33 Stradale, from the track to the road
When Alfa Romeo decided to produce the 33 in very small numbers for private individuals, it needed a new look to bring its sporty character to the roads. Scaglione put all his technical expertise and creative daring into the design of the 33 Stradale, resulting in a masterpiece where innovation in style blends with the quest for aerodynamics and functionality. The car was unveiled at the 1967 Italian Grand Prix in Monza. It was the most expensive sports car on the market at the time and only 12 models were produced with Scaglione bodywork.
Carabo, the car-spaceship
The quest for style has taken Alfa Romeo in other directions too. A “dream car” was presented at the 1968 Paris Motor Show, representing the evolution of this radical idea: the Carabo, designed by Marcello Gandini.

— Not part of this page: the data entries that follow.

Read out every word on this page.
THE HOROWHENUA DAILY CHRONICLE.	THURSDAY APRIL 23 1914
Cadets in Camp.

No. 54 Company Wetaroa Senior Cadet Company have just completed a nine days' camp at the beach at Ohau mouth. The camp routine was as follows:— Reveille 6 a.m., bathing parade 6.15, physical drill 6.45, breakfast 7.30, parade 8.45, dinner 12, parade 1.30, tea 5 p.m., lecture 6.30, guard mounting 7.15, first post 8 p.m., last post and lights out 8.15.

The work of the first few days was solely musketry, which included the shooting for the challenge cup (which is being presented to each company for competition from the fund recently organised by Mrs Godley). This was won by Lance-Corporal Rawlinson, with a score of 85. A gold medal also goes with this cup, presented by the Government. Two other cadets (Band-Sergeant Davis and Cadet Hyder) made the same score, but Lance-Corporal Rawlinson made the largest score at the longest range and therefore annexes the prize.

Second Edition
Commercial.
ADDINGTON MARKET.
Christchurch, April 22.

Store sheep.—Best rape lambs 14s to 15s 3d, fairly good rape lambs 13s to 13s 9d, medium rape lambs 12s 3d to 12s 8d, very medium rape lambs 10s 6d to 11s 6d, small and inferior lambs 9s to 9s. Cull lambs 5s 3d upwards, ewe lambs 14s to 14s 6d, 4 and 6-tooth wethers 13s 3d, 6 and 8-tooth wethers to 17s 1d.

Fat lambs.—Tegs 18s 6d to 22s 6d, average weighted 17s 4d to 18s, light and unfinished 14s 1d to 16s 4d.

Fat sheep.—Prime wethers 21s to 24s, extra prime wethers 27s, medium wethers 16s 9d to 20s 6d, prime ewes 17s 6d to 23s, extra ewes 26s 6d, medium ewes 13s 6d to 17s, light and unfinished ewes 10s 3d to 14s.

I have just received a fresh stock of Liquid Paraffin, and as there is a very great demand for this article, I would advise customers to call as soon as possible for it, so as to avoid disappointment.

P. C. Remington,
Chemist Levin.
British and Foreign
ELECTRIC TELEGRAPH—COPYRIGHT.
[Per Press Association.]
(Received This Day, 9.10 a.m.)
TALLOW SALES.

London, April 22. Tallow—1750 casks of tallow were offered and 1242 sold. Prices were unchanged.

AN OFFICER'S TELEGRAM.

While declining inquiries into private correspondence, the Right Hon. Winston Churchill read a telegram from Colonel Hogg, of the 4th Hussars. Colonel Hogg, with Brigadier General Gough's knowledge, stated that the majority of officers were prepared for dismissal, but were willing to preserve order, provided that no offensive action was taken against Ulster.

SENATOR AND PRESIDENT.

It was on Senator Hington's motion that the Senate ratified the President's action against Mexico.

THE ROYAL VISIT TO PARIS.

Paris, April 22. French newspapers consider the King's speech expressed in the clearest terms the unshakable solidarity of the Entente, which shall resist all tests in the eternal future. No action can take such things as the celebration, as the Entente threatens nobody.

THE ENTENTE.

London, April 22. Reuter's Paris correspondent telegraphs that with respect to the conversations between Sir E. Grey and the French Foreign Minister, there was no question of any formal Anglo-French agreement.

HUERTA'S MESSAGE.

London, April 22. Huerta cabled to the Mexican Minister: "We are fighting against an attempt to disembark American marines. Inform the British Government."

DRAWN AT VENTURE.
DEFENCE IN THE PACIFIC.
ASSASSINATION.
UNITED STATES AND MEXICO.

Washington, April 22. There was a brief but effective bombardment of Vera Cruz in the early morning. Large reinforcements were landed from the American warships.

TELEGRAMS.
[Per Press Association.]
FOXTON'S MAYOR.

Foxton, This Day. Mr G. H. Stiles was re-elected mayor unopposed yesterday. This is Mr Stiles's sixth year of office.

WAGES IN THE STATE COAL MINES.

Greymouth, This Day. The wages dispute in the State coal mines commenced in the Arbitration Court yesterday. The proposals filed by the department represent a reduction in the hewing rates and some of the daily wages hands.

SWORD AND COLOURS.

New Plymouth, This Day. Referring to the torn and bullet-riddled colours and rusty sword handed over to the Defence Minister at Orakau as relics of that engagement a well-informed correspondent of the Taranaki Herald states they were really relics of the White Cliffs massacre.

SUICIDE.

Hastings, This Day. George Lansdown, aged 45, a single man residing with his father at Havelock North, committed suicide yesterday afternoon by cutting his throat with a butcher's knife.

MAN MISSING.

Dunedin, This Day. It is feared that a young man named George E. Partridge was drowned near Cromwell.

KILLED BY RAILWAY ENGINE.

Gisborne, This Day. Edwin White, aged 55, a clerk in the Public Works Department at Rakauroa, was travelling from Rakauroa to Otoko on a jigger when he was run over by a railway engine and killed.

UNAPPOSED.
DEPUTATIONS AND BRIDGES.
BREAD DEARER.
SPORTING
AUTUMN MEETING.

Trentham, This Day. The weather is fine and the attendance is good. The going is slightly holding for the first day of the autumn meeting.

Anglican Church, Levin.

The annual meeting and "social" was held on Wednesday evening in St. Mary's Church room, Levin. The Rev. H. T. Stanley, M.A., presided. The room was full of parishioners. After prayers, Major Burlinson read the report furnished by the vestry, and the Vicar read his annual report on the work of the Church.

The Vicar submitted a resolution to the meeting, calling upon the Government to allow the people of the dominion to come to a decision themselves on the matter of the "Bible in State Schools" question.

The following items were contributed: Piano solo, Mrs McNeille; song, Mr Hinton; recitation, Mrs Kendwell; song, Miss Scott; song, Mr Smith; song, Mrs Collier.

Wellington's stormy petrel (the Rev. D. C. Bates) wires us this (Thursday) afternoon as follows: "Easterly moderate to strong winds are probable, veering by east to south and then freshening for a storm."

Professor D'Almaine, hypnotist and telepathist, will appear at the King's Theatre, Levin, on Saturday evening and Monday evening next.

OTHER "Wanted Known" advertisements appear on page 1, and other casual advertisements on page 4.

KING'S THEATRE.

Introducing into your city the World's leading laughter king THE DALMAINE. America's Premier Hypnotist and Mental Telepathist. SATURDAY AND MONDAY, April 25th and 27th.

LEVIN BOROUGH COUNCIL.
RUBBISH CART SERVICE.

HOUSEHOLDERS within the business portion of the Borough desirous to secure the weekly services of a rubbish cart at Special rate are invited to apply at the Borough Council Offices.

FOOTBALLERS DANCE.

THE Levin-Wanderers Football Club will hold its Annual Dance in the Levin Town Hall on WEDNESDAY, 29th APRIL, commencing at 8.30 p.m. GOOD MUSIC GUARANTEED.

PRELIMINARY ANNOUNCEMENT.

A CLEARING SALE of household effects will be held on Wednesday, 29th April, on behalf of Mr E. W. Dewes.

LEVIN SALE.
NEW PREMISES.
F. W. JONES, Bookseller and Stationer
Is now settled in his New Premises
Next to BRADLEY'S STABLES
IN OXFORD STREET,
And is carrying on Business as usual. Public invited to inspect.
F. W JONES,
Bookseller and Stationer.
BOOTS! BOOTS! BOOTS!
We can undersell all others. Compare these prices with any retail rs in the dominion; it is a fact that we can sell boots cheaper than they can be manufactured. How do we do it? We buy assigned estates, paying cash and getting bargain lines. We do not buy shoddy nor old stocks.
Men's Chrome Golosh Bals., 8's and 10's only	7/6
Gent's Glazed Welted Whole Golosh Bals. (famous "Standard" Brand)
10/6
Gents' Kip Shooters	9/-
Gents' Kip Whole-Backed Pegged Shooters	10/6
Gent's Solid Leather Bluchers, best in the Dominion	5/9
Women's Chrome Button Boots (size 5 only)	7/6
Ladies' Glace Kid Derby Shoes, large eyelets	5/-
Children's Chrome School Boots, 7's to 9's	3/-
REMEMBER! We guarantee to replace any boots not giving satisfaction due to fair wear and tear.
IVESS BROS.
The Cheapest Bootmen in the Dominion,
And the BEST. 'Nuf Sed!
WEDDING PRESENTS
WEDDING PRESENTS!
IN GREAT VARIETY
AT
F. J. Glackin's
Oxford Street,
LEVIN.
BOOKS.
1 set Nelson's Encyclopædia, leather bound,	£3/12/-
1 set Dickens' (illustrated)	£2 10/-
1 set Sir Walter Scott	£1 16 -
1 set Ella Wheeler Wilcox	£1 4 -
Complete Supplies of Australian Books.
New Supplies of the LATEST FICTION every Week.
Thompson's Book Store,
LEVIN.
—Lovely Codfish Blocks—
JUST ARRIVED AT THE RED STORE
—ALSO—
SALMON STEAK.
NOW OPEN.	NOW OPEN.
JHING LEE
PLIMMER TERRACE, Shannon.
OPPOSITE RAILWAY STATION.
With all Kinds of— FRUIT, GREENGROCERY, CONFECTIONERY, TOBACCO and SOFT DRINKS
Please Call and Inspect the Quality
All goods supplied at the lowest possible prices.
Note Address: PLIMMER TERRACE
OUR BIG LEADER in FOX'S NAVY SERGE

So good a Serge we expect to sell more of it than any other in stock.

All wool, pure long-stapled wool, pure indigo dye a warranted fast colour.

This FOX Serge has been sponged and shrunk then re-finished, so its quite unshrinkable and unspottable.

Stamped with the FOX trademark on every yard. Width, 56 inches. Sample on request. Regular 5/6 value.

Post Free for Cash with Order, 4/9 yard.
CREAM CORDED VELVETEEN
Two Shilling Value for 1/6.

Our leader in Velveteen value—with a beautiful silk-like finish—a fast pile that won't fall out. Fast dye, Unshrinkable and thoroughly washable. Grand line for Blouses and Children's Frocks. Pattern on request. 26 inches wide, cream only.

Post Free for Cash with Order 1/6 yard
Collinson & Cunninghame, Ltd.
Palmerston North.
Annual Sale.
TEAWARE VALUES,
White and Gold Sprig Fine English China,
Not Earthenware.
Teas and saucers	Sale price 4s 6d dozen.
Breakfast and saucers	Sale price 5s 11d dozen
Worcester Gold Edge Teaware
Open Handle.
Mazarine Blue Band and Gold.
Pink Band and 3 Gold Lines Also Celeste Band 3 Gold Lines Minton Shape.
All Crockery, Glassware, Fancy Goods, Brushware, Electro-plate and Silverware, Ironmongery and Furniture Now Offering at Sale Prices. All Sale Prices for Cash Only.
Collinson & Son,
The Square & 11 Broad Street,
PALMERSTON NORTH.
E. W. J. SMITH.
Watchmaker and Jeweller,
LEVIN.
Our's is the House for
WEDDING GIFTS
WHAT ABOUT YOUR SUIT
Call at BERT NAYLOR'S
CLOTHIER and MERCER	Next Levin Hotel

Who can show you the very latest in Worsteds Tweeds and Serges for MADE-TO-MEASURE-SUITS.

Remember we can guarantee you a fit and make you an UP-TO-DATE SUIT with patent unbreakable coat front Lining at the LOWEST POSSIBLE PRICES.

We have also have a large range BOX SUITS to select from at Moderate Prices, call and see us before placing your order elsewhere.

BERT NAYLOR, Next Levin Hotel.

This car was based on the same mechanics of the 33 Stradale. The height was the same, but the rounded lines had disappeared completely. Everything in the Carabo is clear-cut, from the wedge design to its “scissor” doors. The name Carabo was inspired by the Carabus auratus, a brightly metallic-colored beetle. The same hues are used for the car's body: luminescent green with orange details. From then on, Alfa Romeo began to pay particular attention to the extravagant colors and special paintwork techniques, to highlight the brand’s uniqueness even more.
In 1967 Alfa Romeo was asked to create a technological symbol for the Canadian Expo – a model to represent “the highest aspiration of modern man in terms of cars”. Gandini was tasked to design the bodywork and interiors. The result was the Alfa Romeo Montreal. The model impressed with its extraordinary range of colors, both pastel and metallic: from green to silver and from orange from gold. Chromatic exploration is an Alfa Romeo tradition, to be revisited in the upcoming episodes of the Stories.